LogLevel ll4 = "5".Convert<LogLevel>(); // returns LogLevel.Debug
LogLevel ll5 = "Bogus".Convert<LogLevel>(); // returns LogLevel.Debug
LogLevel? ll6 = "5".Convert<LogLevel?>(); // returns null
LogLevel? ll7 = "Bogus".Convert<LogLevel?>(); // returns null
You can also plug in your own converter in the framework. This allows you to perform very specific type conversions by just calling stringValue.To
Scheduler
The Scheduler is a collection of classes to allow your application to perform certain tasks at a predefined schedule (for example: every 5 minutes, every monday at 4pm, every 2nd of the month at noon, …)
A few built-in schedulers are included, but you can create your own very easily.
Scheduler scheduler1 = new CyclicScheduler(null, TimeSpan.FromMinutes(30));
// inside your application, call ShouldRun to check if your task should run:
if (scheduler1.ShouldRun) {}
// Monthly or daily schedulers
Scheduler scheduler2 = new MonthlyScheduler("MONTHLY", new TimeSpan(12, 0, 0), 5, 10);
Scheduler scheduler3 = new TimeOfDayScheduler("DAILY", new TimeSpan(12, 0, 0));
Of course, having a scheduler that runs every month or so should have a means of remembering when it ran for the last time. If your application quits, that information will be lost. To handle this, you can attach a HistoryStore object to a scheduler. If you don’t specify one, an in-memory store is used. There is one other built-in store: the FileHistoryStore which stores state in a file on disk.

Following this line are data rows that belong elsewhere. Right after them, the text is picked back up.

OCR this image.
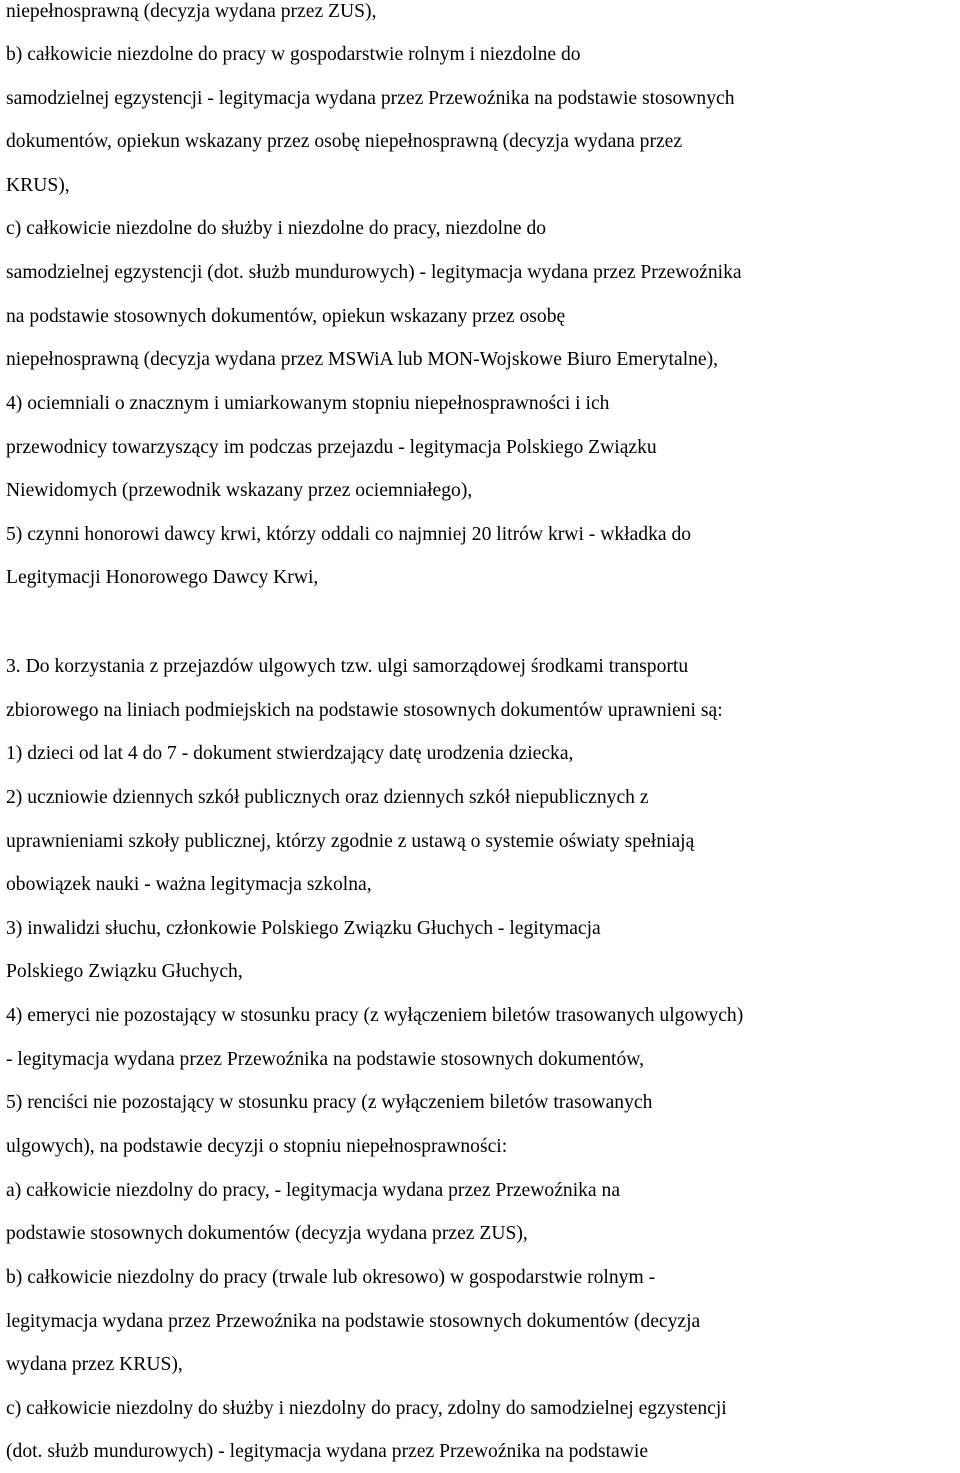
niepełnosprawną (decyzja wydana przez ZUS),
b) całkowicie niezdolne do pracy w gospodarstwie rolnym i niezdolne do
samodzielnej egzystencji - legitymacja wydana przez Przewoźnika na podstawie stosownych
dokumentów, opiekun wskazany przez osobę niepełnosprawną (decyzja wydana przez
KRUS),
c) całkowicie niezdolne do służby i niezdolne do pracy, niezdolne do
samodzielnej egzystencji (dot. służb mundurowych) - legitymacja wydana przez Przewoźnika
na podstawie stosownych dokumentów, opiekun wskazany przez osobę
niepełnosprawną (decyzja wydana przez MSWiA lub MON-Wojskowe Biuro Emerytalne),
4) ociemniali o znacznym i umiarkowanym stopniu niepełnosprawności i ich
przewodnicy towarzyszący im podczas przejazdu - legitymacja Polskiego Związku
Niewidomych (przewodnik wskazany przez ociemniałego),
5) czynni honorowi dawcy krwi, którzy oddali co najmniej 20 litrów krwi - wkładka do
Legitymacji Honorowego Dawcy Krwi,
3. Do korzystania z przejazdów ulgowych tzw. ulgi samorządowej środkami transportu
zbiorowego na liniach podmiejskich na podstawie stosownych dokumentów uprawnieni są:
1) dzieci od lat 4 do 7 - dokument stwierdzający datę urodzenia dziecka,
2) uczniowie dziennych szkół publicznych oraz dziennych szkół niepublicznych z
uprawnieniami szkoły publicznej, którzy zgodnie z ustawą o systemie oświaty spełniają
obowiązek nauki - ważna legitymacja szkolna,
3) inwalidzi słuchu, członkowie Polskiego Związku Głuchych - legitymacja
Polskiego Związku Głuchych,
4) emeryci nie pozostający w stosunku pracy (z wyłączeniem biletów trasowanych ulgowych)
- legitymacja wydana przez Przewoźnika na podstawie stosownych dokumentów,
5) renciści nie pozostający w stosunku pracy (z wyłączeniem biletów trasowanych
ulgowych), na podstawie decyzji o stopniu niepełnosprawności:
a) całkowicie niezdolny do pracy, - legitymacja wydana przez Przewoźnika na
podstawie stosownych dokumentów (decyzja wydana przez ZUS),
b) całkowicie niezdolny do pracy (trwale lub okresowo) w gospodarstwie rolnym -
legitymacja wydana przez Przewoźnika na podstawie stosownych dokumentów (decyzja
wydana przez KRUS),
c) całkowicie niezdolny do służby i niezdolny do pracy, zdolny do samodzielnej egzystencji
(dot. służb mundurowych) - legitymacja wydana przez Przewoźnika na podstawie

Scheduler scheduler = new MonthlyScheduler("MONTHLY", new TimeSpan(12, 0, 0), 5, 10);
scheduler.HistoryStore = new FileHistoryStore("c:\\appstate.hst");
There’s more…
Yes, there’s more, but I ran out of breath. I will try to go into more detail in the next few weeks. In the meantime, feel free to download the bits at viciproject.com and check it out.